Sustainable Energy on the Farm

It’s a dirty secret of small organic farms that they burn a lot of oil.  Synthetic fertilizers and pesticides account for around 30-40% of energy use on conventional farms, so this amount is gained.  However, some of this is lost as organic farming involves a lot of vehicle miles.  An industrial-scale corn farmer will visit a field four times a year to disc and plant, spray, harvest, and plow.  An organic market farmer still has those at least that many steps, with cultivation replacing spraying.  However, with crops planted in succession, a vehicle needs to return to the field every few days during harvest season, almost always carrying less than a full load.  Trucks drive to markets and deliveries at less than full capacity.  Trucks shuttle back and forth hauling manure from feedlots, and tractors and front-end loaders turn the compost piles several times.  Will small blocks to till, tractors spend proportionally more time driving around and less time working the soil.  When you add in the fact that lettuce and tomatoes yield a lot fewer calories per acre than corn, organic vegetable farms can actually use more fossil energy per calorie of food produced than a conventional Midwestern cornfield.

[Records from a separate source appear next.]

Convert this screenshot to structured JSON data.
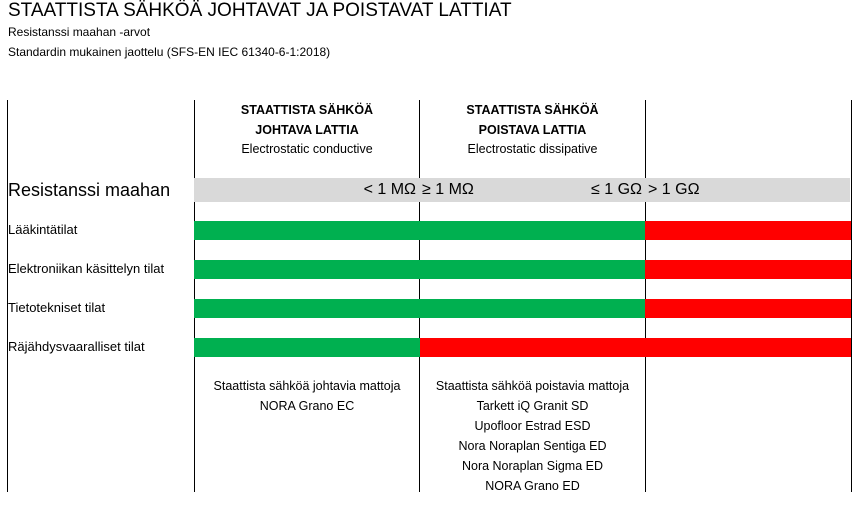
{
  "header": {
    "title": "STAATTISTA SÄHKÖÄ JOHTAVAT JA POISTAVAT LATTIAT",
    "subtitle1": "Resistanssi maahan -arvot",
    "subtitle2": "Standardin mukainen jaottelu (SFS-EN IEC 61340-6-1:2018)"
  },
  "columns": [
    {
      "line1": "STAATTISTA SÄHKÖÄ",
      "line2": "JOHTAVA LATTIA",
      "line3": "Electrostatic conductive"
    },
    {
      "line1": "STAATTISTA SÄHKÖÄ",
      "line2": "POISTAVA LATTIA",
      "line3": "Electrostatic dissipative"
    }
  ],
  "scale": {
    "label": "Resistanssi maahan",
    "lt_1m": "< 1 MΩ",
    "ge_1m": "≥ 1 MΩ",
    "le_1g": "≤ 1 GΩ",
    "gt_1g": "> 1 GΩ"
  },
  "colors": {
    "allowed": "#00b050",
    "not_allowed": "#ff0000",
    "band": "#d9d9d9"
  },
  "chart_data": {
    "type": "table",
    "title": "STAATTISTA SÄHKÖÄ JOHTAVAT JA POISTAVAT LATTIAT",
    "categories": [
      "< 1 MΩ",
      "≥ 1 MΩ … ≤ 1 GΩ",
      "> 1 GΩ"
    ],
    "rows": [
      {
        "label": "Lääkintätilat",
        "values": [
          "allowed",
          "allowed",
          "not_allowed"
        ]
      },
      {
        "label": "Elektroniikan käsittelyn tilat",
        "values": [
          "allowed",
          "allowed",
          "not_allowed"
        ]
      },
      {
        "label": "Tietotekniset tilat",
        "values": [
          "allowed",
          "allowed",
          "not_allowed"
        ]
      },
      {
        "label": "Räjähdysvaaralliset tilat",
        "values": [
          "allowed",
          "not_allowed",
          "not_allowed"
        ]
      }
    ]
  },
  "notes": {
    "conductive": [
      "Staattista sähköä johtavia mattoja",
      "NORA Grano EC"
    ],
    "dissipative": [
      "Staattista sähköä poistavia mattoja",
      "Tarkett iQ Granit SD",
      "Upofloor Estrad ESD",
      "Nora Noraplan Sentiga ED",
      "Nora Noraplan Sigma ED",
      "NORA Grano ED"
    ]
  }
}
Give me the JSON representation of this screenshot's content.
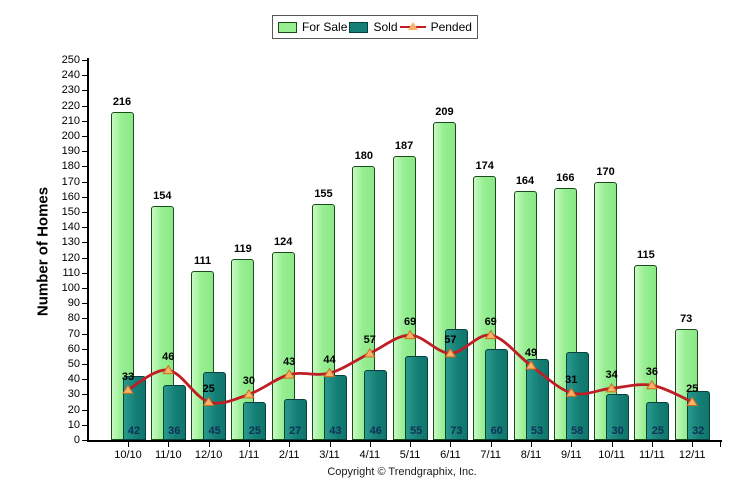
{
  "legend": {
    "items": [
      {
        "label": "For Sale",
        "type": "box",
        "color": "#97ef92",
        "border": "#1c4a1c"
      },
      {
        "label": "Sold",
        "type": "box",
        "color": "#147f76",
        "border": "#07413d"
      },
      {
        "label": "Pended",
        "type": "line-marker",
        "color": "#bf1e24",
        "marker": "#f9b26a",
        "marker_border": "#cb6d21"
      }
    ]
  },
  "chart_data": {
    "type": "bar",
    "title": "",
    "xlabel": "",
    "ylabel": "Number of Homes",
    "ylim": [
      0,
      250
    ],
    "ytick_step": 10,
    "grid": false,
    "legend_position": "top",
    "categories": [
      "10/10",
      "11/10",
      "12/10",
      "1/11",
      "2/11",
      "3/11",
      "4/11",
      "5/11",
      "6/11",
      "7/11",
      "8/11",
      "9/11",
      "10/11",
      "11/11",
      "12/11"
    ],
    "series": [
      {
        "name": "For Sale",
        "type": "bar",
        "color": "#97ef92",
        "values": [
          216,
          154,
          111,
          119,
          124,
          155,
          180,
          187,
          209,
          174,
          164,
          166,
          170,
          115,
          73
        ]
      },
      {
        "name": "Sold",
        "type": "bar",
        "color": "#147f76",
        "values": [
          42,
          36,
          45,
          25,
          27,
          43,
          46,
          55,
          73,
          60,
          53,
          58,
          30,
          25,
          32
        ]
      },
      {
        "name": "Pended",
        "type": "line",
        "color": "#bf1e24",
        "marker_color": "#f9b26a",
        "values": [
          33,
          46,
          25,
          30,
          43,
          44,
          57,
          69,
          57,
          69,
          49,
          31,
          34,
          36,
          25
        ]
      }
    ]
  },
  "footer": {
    "copyright": "Copyright © Trendgraphix, Inc."
  }
}
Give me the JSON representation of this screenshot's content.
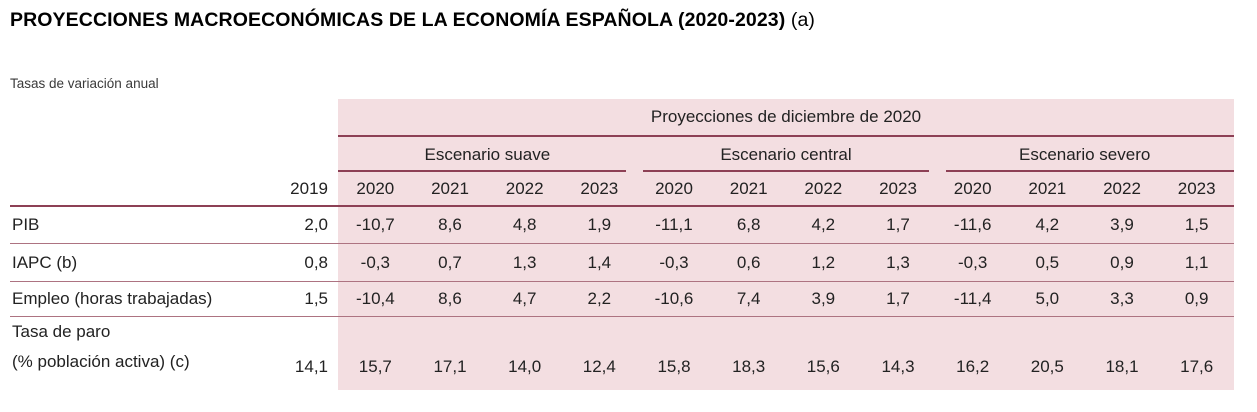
{
  "title": {
    "main": "PROYECCIONES MACROECONÓMICAS DE LA ECONOMÍA ESPAÑOLA (2020-2023)",
    "suffix": "(a)"
  },
  "subtitle": "Tasas de variación anual",
  "table": {
    "projections_header": "Proyecciones de diciembre de 2020",
    "base_year_header": "2019",
    "scenarios": [
      {
        "label": "Escenario suave",
        "years": [
          "2020",
          "2021",
          "2022",
          "2023"
        ]
      },
      {
        "label": "Escenario central",
        "years": [
          "2020",
          "2021",
          "2022",
          "2023"
        ]
      },
      {
        "label": "Escenario severo",
        "years": [
          "2020",
          "2021",
          "2022",
          "2023"
        ]
      }
    ],
    "rows": [
      {
        "label": "PIB",
        "base": "2,0",
        "suave": [
          "-10,7",
          "8,6",
          "4,8",
          "1,9"
        ],
        "central": [
          "-11,1",
          "6,8",
          "4,2",
          "1,7"
        ],
        "severo": [
          "-11,6",
          "4,2",
          "3,9",
          "1,5"
        ]
      },
      {
        "label": "IAPC (b)",
        "base": "0,8",
        "suave": [
          "-0,3",
          "0,7",
          "1,3",
          "1,4"
        ],
        "central": [
          "-0,3",
          "0,6",
          "1,2",
          "1,3"
        ],
        "severo": [
          "-0,3",
          "0,5",
          "0,9",
          "1,1"
        ]
      },
      {
        "label": "Empleo (horas trabajadas)",
        "base": "1,5",
        "suave": [
          "-10,4",
          "8,6",
          "4,7",
          "2,2"
        ],
        "central": [
          "-10,6",
          "7,4",
          "3,9",
          "1,7"
        ],
        "severo": [
          "-11,4",
          "5,0",
          "3,3",
          "0,9"
        ]
      },
      {
        "label": "Tasa de paro",
        "label2": "(% población activa) (c)",
        "base": "14,1",
        "suave": [
          "15,7",
          "17,1",
          "14,0",
          "12,4"
        ],
        "central": [
          "15,8",
          "18,3",
          "15,6",
          "14,3"
        ],
        "severo": [
          "16,2",
          "20,5",
          "18,1",
          "17,6"
        ]
      }
    ]
  },
  "colors": {
    "accent_line": "#8d4055",
    "row_line": "#ad7381",
    "panel_background": "#f3dee1"
  },
  "chart_data": {
    "type": "table",
    "title": "PROYECCIONES MACROECONÓMICAS DE LA ECONOMÍA ESPAÑOLA (2020-2023) (a)",
    "subtitle": "Tasas de variación anual",
    "group_header": "Proyecciones de diciembre de 2020",
    "scenarios": [
      "Escenario suave",
      "Escenario central",
      "Escenario severo"
    ],
    "projection_years": [
      2020,
      2021,
      2022,
      2023
    ],
    "base_year": 2019,
    "rows": [
      {
        "indicator": "PIB",
        "base_2019": 2.0,
        "suave": [
          -10.7,
          8.6,
          4.8,
          1.9
        ],
        "central": [
          -11.1,
          6.8,
          4.2,
          1.7
        ],
        "severo": [
          -11.6,
          4.2,
          3.9,
          1.5
        ]
      },
      {
        "indicator": "IAPC (b)",
        "base_2019": 0.8,
        "suave": [
          -0.3,
          0.7,
          1.3,
          1.4
        ],
        "central": [
          -0.3,
          0.6,
          1.2,
          1.3
        ],
        "severo": [
          -0.3,
          0.5,
          0.9,
          1.1
        ]
      },
      {
        "indicator": "Empleo (horas trabajadas)",
        "base_2019": 1.5,
        "suave": [
          -10.4,
          8.6,
          4.7,
          2.2
        ],
        "central": [
          -10.6,
          7.4,
          3.9,
          1.7
        ],
        "severo": [
          -11.4,
          5.0,
          3.3,
          0.9
        ]
      },
      {
        "indicator": "Tasa de paro (% población activa) (c)",
        "base_2019": 14.1,
        "suave": [
          15.7,
          17.1,
          14.0,
          12.4
        ],
        "central": [
          15.8,
          18.3,
          15.6,
          14.3
        ],
        "severo": [
          16.2,
          20.5,
          18.1,
          17.6
        ]
      }
    ]
  }
}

The problem here is that organic agriculture is in competition with industrial agriculture.  Consumers will pay more for organic, but only up to a point.  Conventional agriculture is effectively subsidized by cheap fossil energy, and so organic agriculture simply cannot compete on a cost basis without applying this same subsidy.

There are no easy solutions.  So long as our entire society is based on fossil energy, so too will be any project of that society.  There are options: farms designed on a hub and spoke model with walkable scale, solar panels or wind turbines charging electric tractors, biodigesters turning farm waste into fuel.  Farming seldom generates the kind of cash needed to make these changes, but in my view organic agriculture cannot call itself sustainable if it does not take steps to decrease or replace fossil energy use.